Rick Huffman, an amateur botanist and president of the local chapter of the Native Plant Society, is less than sanguine about man’s effect on rare plants. “Twenty percent of all known species have gone extinct since 1900 in our area,” he said. “Most of that is due to habitat loss.”
Historically the Upstate has been a caldron of overuse and misuse of natural resources. “Cotton farming is the best example,” Huffman said. “The landscape still bears the scars of that here.”
Dennis Chastain, who is on the state’s drought response committee in addition to his work as an outdoor writer and author, said this drought might well be the “new normal for us and the implications of that stretch out of sight right now.”

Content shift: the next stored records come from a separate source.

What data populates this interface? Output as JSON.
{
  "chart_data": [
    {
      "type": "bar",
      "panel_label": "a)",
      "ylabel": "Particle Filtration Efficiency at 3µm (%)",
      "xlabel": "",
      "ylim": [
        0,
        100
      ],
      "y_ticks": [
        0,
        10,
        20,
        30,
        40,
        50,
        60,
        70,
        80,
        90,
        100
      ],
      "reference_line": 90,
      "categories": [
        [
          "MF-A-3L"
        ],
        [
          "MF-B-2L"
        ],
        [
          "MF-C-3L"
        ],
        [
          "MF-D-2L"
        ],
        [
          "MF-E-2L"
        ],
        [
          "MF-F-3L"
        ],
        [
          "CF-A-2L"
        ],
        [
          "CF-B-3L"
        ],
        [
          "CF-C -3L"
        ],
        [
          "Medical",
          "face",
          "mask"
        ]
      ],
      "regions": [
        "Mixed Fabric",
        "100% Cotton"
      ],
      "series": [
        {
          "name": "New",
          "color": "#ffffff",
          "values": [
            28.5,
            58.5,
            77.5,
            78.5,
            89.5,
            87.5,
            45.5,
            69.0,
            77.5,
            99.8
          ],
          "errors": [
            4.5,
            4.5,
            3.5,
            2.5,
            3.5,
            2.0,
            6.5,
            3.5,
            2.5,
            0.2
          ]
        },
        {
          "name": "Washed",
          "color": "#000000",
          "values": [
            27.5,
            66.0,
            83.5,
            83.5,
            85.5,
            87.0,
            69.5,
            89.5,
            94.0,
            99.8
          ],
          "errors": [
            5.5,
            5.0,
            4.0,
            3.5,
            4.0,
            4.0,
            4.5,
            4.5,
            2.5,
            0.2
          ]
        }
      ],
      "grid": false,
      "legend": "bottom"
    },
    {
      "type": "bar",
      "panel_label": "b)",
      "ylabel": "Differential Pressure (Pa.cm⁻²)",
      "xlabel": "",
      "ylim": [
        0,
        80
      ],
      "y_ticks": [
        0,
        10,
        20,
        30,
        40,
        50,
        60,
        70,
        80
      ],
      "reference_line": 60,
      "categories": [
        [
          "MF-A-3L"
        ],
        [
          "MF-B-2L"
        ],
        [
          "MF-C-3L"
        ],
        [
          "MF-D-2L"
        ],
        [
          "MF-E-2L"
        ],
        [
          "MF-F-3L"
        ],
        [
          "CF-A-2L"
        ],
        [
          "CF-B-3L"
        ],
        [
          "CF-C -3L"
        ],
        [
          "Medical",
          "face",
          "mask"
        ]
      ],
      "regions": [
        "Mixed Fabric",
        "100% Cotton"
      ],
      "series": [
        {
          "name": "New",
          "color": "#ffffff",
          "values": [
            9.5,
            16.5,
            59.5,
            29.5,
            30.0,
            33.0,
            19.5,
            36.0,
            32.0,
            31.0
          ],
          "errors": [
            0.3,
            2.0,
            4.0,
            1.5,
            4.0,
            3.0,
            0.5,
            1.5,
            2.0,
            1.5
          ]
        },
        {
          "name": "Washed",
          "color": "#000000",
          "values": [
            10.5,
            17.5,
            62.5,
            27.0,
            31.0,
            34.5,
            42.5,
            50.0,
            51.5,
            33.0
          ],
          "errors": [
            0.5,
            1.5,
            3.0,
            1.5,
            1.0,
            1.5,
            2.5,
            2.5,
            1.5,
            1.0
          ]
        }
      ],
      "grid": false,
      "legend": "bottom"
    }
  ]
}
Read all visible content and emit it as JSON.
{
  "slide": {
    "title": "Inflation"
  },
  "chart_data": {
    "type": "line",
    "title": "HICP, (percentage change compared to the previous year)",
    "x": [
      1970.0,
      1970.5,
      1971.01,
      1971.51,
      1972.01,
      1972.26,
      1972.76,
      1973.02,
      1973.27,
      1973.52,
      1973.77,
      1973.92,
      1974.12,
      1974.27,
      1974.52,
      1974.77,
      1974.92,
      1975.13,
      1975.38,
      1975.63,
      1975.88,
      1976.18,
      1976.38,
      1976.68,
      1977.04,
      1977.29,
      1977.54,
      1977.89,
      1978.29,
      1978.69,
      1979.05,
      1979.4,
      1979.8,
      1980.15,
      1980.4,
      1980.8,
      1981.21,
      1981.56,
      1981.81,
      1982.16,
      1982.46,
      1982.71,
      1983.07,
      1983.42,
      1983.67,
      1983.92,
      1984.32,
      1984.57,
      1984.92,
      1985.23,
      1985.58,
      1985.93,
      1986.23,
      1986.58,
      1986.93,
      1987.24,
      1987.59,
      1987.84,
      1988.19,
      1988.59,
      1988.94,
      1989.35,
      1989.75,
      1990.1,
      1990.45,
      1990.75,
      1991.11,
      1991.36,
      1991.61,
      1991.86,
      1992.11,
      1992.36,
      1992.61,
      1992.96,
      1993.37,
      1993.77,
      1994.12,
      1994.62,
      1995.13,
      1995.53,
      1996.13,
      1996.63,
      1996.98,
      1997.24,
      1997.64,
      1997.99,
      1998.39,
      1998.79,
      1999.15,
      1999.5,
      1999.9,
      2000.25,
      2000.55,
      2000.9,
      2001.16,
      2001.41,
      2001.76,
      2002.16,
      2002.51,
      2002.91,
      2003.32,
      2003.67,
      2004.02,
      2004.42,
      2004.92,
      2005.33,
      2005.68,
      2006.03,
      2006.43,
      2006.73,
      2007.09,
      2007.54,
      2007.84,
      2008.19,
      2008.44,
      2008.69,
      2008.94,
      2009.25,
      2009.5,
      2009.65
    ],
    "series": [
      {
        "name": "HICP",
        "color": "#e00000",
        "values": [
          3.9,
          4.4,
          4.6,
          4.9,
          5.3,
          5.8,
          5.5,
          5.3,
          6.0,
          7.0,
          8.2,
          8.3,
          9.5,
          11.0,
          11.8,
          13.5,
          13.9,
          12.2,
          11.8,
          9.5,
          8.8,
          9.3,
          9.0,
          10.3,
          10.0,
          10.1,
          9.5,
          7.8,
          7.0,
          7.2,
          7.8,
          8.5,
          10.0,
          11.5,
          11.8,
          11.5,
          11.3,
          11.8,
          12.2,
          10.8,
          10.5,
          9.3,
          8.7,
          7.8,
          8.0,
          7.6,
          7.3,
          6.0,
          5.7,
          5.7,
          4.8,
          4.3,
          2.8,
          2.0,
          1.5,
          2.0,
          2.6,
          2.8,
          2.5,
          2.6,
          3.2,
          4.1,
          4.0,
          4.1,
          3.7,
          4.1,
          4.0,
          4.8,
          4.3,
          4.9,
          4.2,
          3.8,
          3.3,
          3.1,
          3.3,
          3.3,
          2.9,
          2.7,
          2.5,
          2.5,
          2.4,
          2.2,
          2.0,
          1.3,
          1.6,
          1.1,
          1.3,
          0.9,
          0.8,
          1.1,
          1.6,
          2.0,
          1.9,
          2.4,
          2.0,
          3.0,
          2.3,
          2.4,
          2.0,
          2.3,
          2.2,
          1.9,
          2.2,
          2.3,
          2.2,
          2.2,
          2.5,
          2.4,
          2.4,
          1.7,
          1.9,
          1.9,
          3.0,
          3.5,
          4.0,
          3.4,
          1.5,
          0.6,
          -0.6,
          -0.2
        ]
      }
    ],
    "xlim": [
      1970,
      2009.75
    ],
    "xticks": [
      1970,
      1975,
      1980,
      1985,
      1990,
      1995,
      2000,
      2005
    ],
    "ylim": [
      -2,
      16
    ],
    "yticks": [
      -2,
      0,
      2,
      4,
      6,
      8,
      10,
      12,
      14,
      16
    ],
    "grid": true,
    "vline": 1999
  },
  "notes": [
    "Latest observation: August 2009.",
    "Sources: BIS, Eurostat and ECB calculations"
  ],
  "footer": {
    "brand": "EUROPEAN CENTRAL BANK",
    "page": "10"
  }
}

“The fact is the mountain climate is completely out of synch,” McMillan said. “The decline of the mountain sweet pitcher plant (Sarracenia rubra ssp. Jonesii) is a classic example. I’ve been working for nine years trying to revive one of the best sites for the plant in Pickens County. Because of the tremendous surge in drought conditions during the past two years I’ve lost four of the five populations and the fifth won’t survive to the end of the year.
“I can’t emphasize enough how rapidly this is happening. In my lifetime, in the place where I grew up (Alleghany County, North Carolina, along the Blue Ridge Parkway), the woods I walked in at five and six years of age are just gone. The whole world has changed.”